Dicen que en las horas más oscuras de la creación, cuando ni los dioses recordaban si era sueño o vigilia, Hipnos y Nix, señores del descanso eterno, les advirtieron a sus hijos: No os acerquéis demasiado a los humanos cuando sus ojos estén abiertos; en su conciencia se alberga un poder peligroso. Pero Morphê, Fobetor y Fantaso, en su divina osadía, desoyeron las advertencias. Morfeo, como sería conocido entre los mortales, tenía la singular capacidad de adoptar la forma humana, y entre los mil hijos de Hipnos, era quien dominaba el arte sutil de deslizarse en los sueños de los hombres sin perturbarlos. Bajo su hechizo, los humanos recibían los deseos de los dioses sin temor, envueltos en una calma que solo el sueño profundo podía otorgarles.

Se cuenta que Morfeo residía en un palacio forjado por los mismos sueños, una caverna envuelta en tinieblas que ningún dios ni mortal osaba divisar. Desde aquel refugio, susurraba a los sueños humanos, visitado solo por los Oneiros, seres frágiles e inasibles, que daban vida a los anhelos y pesadillas. Pero hubo un día en que Morfeo, desafiante ante la monotonía de los siglos, osó cruzar las fronteras de la realidad, materializándose en el mundo de los hombres, algo que hasta las mismas Moiras—las inflexibles tejedoras del destino—habían desaconsejado. Cloto, la que hilaba el principio de la vida con manos casi mudas; Láquesis, quien con voz seca medía cada hilo con la precisión de quien no acepta error alguno; y Atropos, la inexorable cortadora de los hilos del destino, que con su implacable mirada determinaba el fin de cada ser.

Pero Morfeo, ignorando la premonición de las tejedoras, se aventuró al mundo de los despiertos, y entonces el infortunio cayó sobre él. Acusado de ser espía, de ser una amenaza subterránea, fue apresado por los gobernantes de un país que había olvidado el poder de soñar. Lo encerraron en una prisión creada por magos y brujos, una jaula invisible que suprimía todo atisbo de ensueño, como si el país entero hubiera olvidado lo que es vivir entre las brumas del deseo y la esperanza.

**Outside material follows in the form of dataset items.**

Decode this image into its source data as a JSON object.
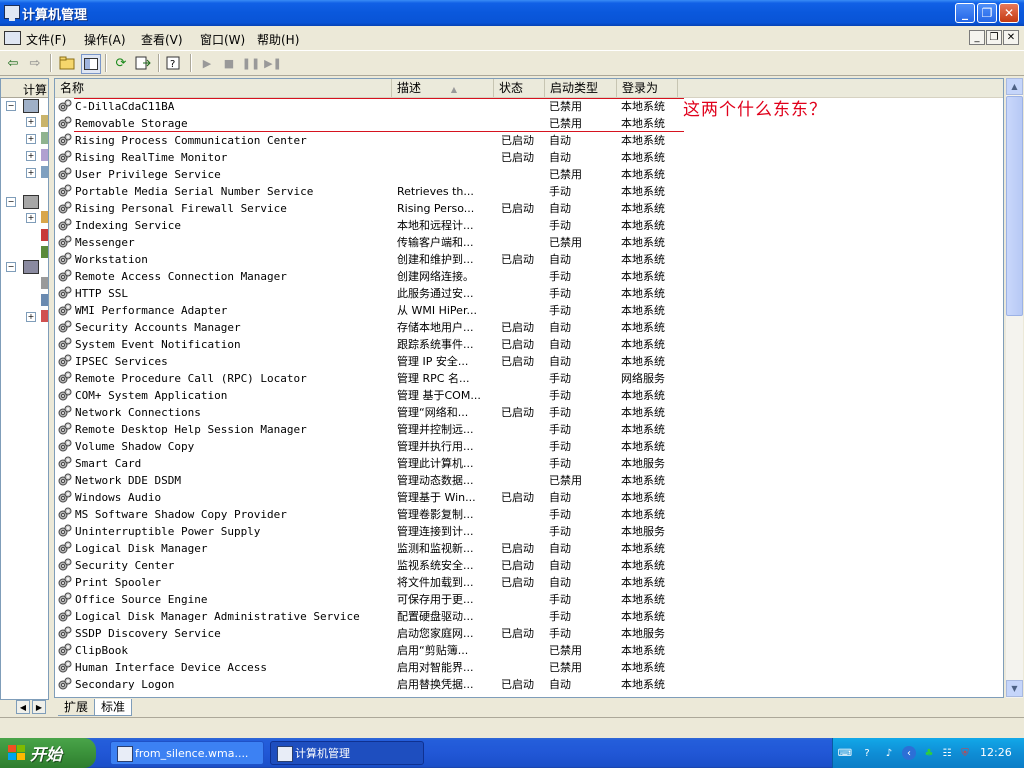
{
  "window": {
    "title": "计算机管理"
  },
  "menu": [
    "文件(F)",
    "操作(A)",
    "查看(V)",
    "窗口(W)",
    "帮助(H)"
  ],
  "tree": {
    "header": "计算"
  },
  "columns": {
    "name": "名称",
    "desc": "描述",
    "status": "状态",
    "startup": "启动类型",
    "logon": "登录为"
  },
  "services": [
    {
      "name": "C-DillaCdaC11BA",
      "desc": "",
      "status": "",
      "startup": "已禁用",
      "logon": "本地系统"
    },
    {
      "name": "Removable Storage",
      "desc": "",
      "status": "",
      "startup": "已禁用",
      "logon": "本地系统"
    },
    {
      "name": "Rising Process Communication Center",
      "desc": "",
      "status": "已启动",
      "startup": "自动",
      "logon": "本地系统"
    },
    {
      "name": "Rising RealTime Monitor",
      "desc": "",
      "status": "已启动",
      "startup": "自动",
      "logon": "本地系统"
    },
    {
      "name": "User Privilege Service",
      "desc": "",
      "status": "",
      "startup": "已禁用",
      "logon": "本地系统"
    },
    {
      "name": "Portable Media Serial Number Service",
      "desc": "Retrieves th...",
      "status": "",
      "startup": "手动",
      "logon": "本地系统"
    },
    {
      "name": "Rising Personal Firewall Service",
      "desc": "Rising Perso...",
      "status": "已启动",
      "startup": "自动",
      "logon": "本地系统"
    },
    {
      "name": "Indexing Service",
      "desc": "本地和远程计...",
      "status": "",
      "startup": "手动",
      "logon": "本地系统"
    },
    {
      "name": "Messenger",
      "desc": "传输客户端和...",
      "status": "",
      "startup": "已禁用",
      "logon": "本地系统"
    },
    {
      "name": "Workstation",
      "desc": "创建和维护到...",
      "status": "已启动",
      "startup": "自动",
      "logon": "本地系统"
    },
    {
      "name": "Remote Access Connection Manager",
      "desc": "创建网络连接。",
      "status": "",
      "startup": "手动",
      "logon": "本地系统"
    },
    {
      "name": "HTTP SSL",
      "desc": "此服务通过安...",
      "status": "",
      "startup": "手动",
      "logon": "本地系统"
    },
    {
      "name": "WMI Performance Adapter",
      "desc": "从 WMI HiPer...",
      "status": "",
      "startup": "手动",
      "logon": "本地系统"
    },
    {
      "name": "Security Accounts Manager",
      "desc": "存储本地用户...",
      "status": "已启动",
      "startup": "自动",
      "logon": "本地系统"
    },
    {
      "name": "System Event Notification",
      "desc": "跟踪系统事件...",
      "status": "已启动",
      "startup": "自动",
      "logon": "本地系统"
    },
    {
      "name": "IPSEC Services",
      "desc": "管理 IP 安全...",
      "status": "已启动",
      "startup": "自动",
      "logon": "本地系统"
    },
    {
      "name": "Remote Procedure Call (RPC) Locator",
      "desc": "管理 RPC 名...",
      "status": "",
      "startup": "手动",
      "logon": "网络服务"
    },
    {
      "name": "COM+ System Application",
      "desc": "管理 基于COM...",
      "status": "",
      "startup": "手动",
      "logon": "本地系统"
    },
    {
      "name": "Network Connections",
      "desc": "管理“网络和...",
      "status": "已启动",
      "startup": "手动",
      "logon": "本地系统"
    },
    {
      "name": "Remote Desktop Help Session Manager",
      "desc": "管理并控制远...",
      "status": "",
      "startup": "手动",
      "logon": "本地系统"
    },
    {
      "name": "Volume Shadow Copy",
      "desc": "管理并执行用...",
      "status": "",
      "startup": "手动",
      "logon": "本地系统"
    },
    {
      "name": "Smart Card",
      "desc": "管理此计算机...",
      "status": "",
      "startup": "手动",
      "logon": "本地服务"
    },
    {
      "name": "Network DDE DSDM",
      "desc": "管理动态数据...",
      "status": "",
      "startup": "已禁用",
      "logon": "本地系统"
    },
    {
      "name": "Windows Audio",
      "desc": "管理基于 Win...",
      "status": "已启动",
      "startup": "自动",
      "logon": "本地系统"
    },
    {
      "name": "MS Software Shadow Copy Provider",
      "desc": "管理卷影复制...",
      "status": "",
      "startup": "手动",
      "logon": "本地系统"
    },
    {
      "name": "Uninterruptible Power Supply",
      "desc": "管理连接到计...",
      "status": "",
      "startup": "手动",
      "logon": "本地服务"
    },
    {
      "name": "Logical Disk Manager",
      "desc": "监测和监视新...",
      "status": "已启动",
      "startup": "自动",
      "logon": "本地系统"
    },
    {
      "name": "Security Center",
      "desc": "监视系统安全...",
      "status": "已启动",
      "startup": "自动",
      "logon": "本地系统"
    },
    {
      "name": "Print Spooler",
      "desc": "将文件加载到...",
      "status": "已启动",
      "startup": "自动",
      "logon": "本地系统"
    },
    {
      "name": "Office Source Engine",
      "desc": "可保存用于更...",
      "status": "",
      "startup": "手动",
      "logon": "本地系统"
    },
    {
      "name": "Logical Disk Manager Administrative Service",
      "desc": "配置硬盘驱动...",
      "status": "",
      "startup": "手动",
      "logon": "本地系统"
    },
    {
      "name": "SSDP Discovery Service",
      "desc": "启动您家庭网...",
      "status": "已启动",
      "startup": "手动",
      "logon": "本地服务"
    },
    {
      "name": "ClipBook",
      "desc": "启用“剪贴簿...",
      "status": "",
      "startup": "已禁用",
      "logon": "本地系统"
    },
    {
      "name": "Human Interface Device Access",
      "desc": "启用对智能界...",
      "status": "",
      "startup": "已禁用",
      "logon": "本地系统"
    },
    {
      "name": "Secondary Logon",
      "desc": "启用替换凭据...",
      "status": "已启动",
      "startup": "自动",
      "logon": "本地系统"
    }
  ],
  "annotation": "这两个什么东东？",
  "tabs": {
    "extended": "扩展",
    "standard": "标准"
  },
  "taskbar": {
    "start": "开始",
    "tasks": [
      "from_silence.wma....",
      "计算机管理"
    ],
    "clock": "12:26"
  },
  "colors": {
    "titlebar": "#0a58dc",
    "annotation": "#e0001b",
    "taskbar": "#245edb",
    "start": "#3b923b"
  }
}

Las Moiras, desde lo alto de su arrogancia divina, observaron la caída de Morfeo sin mover un dedo. Es la suerte de los insensatos, se dijeron, de aquellos que desafían la lógica del destino. Hipnos, su padre, lo buscó por las noches en los rincones más oscuros de los sueños, mientras Nix, su madre, ordenaba a los Oneiros recorrer el vasto cielo en busca de su hijo perdido. Pero nadie, ni humano ni dios, podía encontrar a Morfeo en aquel mundo de despiertos.

Y entonces, en un giro cruel, el país que lo había encarcelado comenzó a marchitarse. Los sueños se extinguieron como luciérnagas apagadas en un campo vacío. Los humanos, incapaces de soñar, comenzaron a huir de sus tierras en masa, buscando en otros territorios los sueños que les habían sido arrebatados. Hipnos, desde su trono de sombra, contemplaba el caos. Es hora, dijo. Y, en silencio, invadió el país de los tiranos en la única forma en la que podía hacerlo: a través de los sueños de sus opresores. Llamó a las Moiras, suplicándoles que cortaran los hilos de aquellos que habían osado desafiar el orden divino, y finalmente, tras mil años de opresión, Morfeo fue liberado.

Mil años sin sueños, mil años de desolación. Las Moiras, en su inquebrantable juicio, incluso llegaron a lamentarse por la suerte de esos hombres desposeídos de sueños, al darse cuenta de que, sin ellos, no eran más que sombras vacías de carne y hueso, atrapados en un destino sin esperanza.